Skills Transfer: the Key to Developing your Resources
Jean-François Boudreault
Vice-President et General Manager | AURAY Leadership
Today, competitiveness and innovation are essential to the survival and growth of any organization. Numerous strategies can help you stay competitive, including continuous training of workers (skills development) and customized training. Perhaps less well known than these two, but just as effective, is skills transfer.
What is skills transfer?
Skills transfer is the transfer of knowledge, skills and experience from one resource to another. This is essential to ensure that key skills are not lost when employees leave the company or simply change assignments. It also represents an opportunity to optimize performance, improve efficiency, create cohesion and foster innovation.
This process is also essential for standardizing work methods and reinforcing a team’s collective intelligence. It maximizes employee knowledge and optimizes production. Experienced employees can share their knowledge with the next generation. As a result, the company becomes less vulnerable to staff turnover, reduces training costs as well as the risk of knowledge and skills leakage, promotes resource commitment and mobilization, and strengthens its competitive position.
Skills development and its benefits
Businesses have every reason to capitalize on the talents they already possess, and to train and develop them further. The current market context (reorganization of work, teleworking, digital transformation, instability in certain fields, etc.) is undoubtedly accelerating the transformation of certain job profiles and the specific skills sought. Innovation, creativity, adaptability, collaboration, connectivity and openness are likely to be increasingly sought-after traits, whatever the hierarchical level of the position. To cope with these changes already underway, organizations need to quickly put in place training and skills development mechanisms to meet current and future organizational needs.
What’s more, given the correlation between investment in training and increased productivity, skills development must inevitably be included in the company’s strategic planning as a key activity, alongside finance and marketing. This practice needs to be formalized and seen as a differentiating and competitive strategy that can improve the organization’s standing. In short, it’s a leverage point, especially as competition is fierce in the job market and employees have more demands and choices. Focusing on developing employees’ skills also increases their trust in their employer, and thus their commitment. Companies that offer a stimulating environment through learning and training improve the employee experience and continue to enhance their brand image.
Integrating a customized training plan
Integrating skills development into a company’s overall strategy can be a major commitment for managers. How do you tackle the challenges of developing people’s skills to improve organizational performance?

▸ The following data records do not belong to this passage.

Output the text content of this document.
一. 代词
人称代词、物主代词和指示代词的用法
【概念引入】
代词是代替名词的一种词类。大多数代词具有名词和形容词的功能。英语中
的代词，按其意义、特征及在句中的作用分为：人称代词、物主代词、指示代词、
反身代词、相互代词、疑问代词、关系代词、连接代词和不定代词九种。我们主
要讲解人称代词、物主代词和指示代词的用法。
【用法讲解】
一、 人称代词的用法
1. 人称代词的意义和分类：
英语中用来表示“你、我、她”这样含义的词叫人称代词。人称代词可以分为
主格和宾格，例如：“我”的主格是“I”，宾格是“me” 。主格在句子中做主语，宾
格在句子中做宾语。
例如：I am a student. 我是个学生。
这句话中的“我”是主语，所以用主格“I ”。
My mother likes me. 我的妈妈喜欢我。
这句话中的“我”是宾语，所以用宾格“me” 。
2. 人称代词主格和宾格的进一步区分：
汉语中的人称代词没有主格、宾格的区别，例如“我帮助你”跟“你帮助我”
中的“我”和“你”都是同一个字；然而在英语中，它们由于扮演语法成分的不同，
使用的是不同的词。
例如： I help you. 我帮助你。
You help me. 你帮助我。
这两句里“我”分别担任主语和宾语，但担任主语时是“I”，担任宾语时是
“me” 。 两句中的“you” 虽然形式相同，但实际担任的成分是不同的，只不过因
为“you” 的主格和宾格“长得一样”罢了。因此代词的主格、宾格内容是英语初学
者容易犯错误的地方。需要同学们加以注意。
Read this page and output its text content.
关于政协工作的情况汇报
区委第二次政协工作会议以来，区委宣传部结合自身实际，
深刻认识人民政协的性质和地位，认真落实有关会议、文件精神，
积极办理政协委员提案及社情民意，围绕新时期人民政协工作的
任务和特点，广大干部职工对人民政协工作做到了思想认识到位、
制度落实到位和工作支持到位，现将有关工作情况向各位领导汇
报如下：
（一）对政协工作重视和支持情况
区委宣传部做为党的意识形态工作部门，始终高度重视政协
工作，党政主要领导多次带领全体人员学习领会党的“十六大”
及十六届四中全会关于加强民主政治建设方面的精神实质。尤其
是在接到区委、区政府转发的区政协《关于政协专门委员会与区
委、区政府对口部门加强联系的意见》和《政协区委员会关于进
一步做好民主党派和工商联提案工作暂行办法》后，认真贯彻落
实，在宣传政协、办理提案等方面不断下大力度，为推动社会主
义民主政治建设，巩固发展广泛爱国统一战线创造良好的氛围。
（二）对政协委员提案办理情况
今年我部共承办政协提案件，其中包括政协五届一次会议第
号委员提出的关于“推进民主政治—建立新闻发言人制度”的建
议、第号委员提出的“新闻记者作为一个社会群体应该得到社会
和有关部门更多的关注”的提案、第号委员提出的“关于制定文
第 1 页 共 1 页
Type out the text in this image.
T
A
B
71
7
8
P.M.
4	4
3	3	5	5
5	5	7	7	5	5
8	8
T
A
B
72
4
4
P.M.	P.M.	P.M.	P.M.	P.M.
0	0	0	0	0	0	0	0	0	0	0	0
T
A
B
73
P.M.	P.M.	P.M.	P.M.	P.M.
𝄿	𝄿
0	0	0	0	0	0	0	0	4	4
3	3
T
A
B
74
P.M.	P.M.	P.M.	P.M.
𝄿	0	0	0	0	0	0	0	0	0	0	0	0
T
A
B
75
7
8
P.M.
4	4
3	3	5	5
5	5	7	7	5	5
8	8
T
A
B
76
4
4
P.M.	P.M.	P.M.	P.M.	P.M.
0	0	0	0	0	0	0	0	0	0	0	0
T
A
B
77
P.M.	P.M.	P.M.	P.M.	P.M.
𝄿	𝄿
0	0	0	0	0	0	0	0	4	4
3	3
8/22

Here are the steps we recommend for effective deployment of a training plan:
- Target the company’s current and future needs (strategies and objectives);
- Establish the skills profile for each job (current and projected);
- Evaluate the skills of job holders;
- Design an individual development plan (IDP);
- Establish skills development objectives and the means of achieving them;
- Identify skills development activities and pedagogical approach in line with the objectives;
- Monitor activities on an ongoing basis and adjust objectives as required;
- Train and assist managers in skills development.
Win-win continuous training
It’s worth mentioning that annual performance review practices are tending to change, giving way to processes that are increasingly oriented towards talent management and development. Reviews are now carried out on an ongoing basis, so that the manager can act as a coach with regular feedback meetings.
There is a wide range of skills development activities, which can be carried out in-house through peer training or mentoring, or by external trainers or platforms. Matching the plan to organizational needs is important. The secret of a successful skills development plan is to ensure that it matches the needs of both the employees and the company – a win-win approach. That’s why it’s important to articulate the IDP appropriately, and to choose pedagogical methods that are tailored to situations and individuals.
In short
Valuing skills development helps:
- Attract and retain competent employees;
- Mobilize and motivate employees;
- Better adapt to internal and external changes;
- Remain competitive;
- Prepare the next generation (knowledge mapping and transfer);
- Reduce turnover;
- Maintain commitment and confidence in the organization.
The current context of instability is likely to be an excellent opportunity to reinvent and reposition ourselves and implement methods and tools that will enable us to be better employers and employees. Agility and competitiveness don’t necessarily mean buying a new machine or developing an application. Sometimes, the transmission of knowledge and know-how combined with the enhancement of people soft skills are the best ingredients. Employers who decide to put their employees at the heart of their strategy are investing not only in their organization’s performance, but also in its longevity.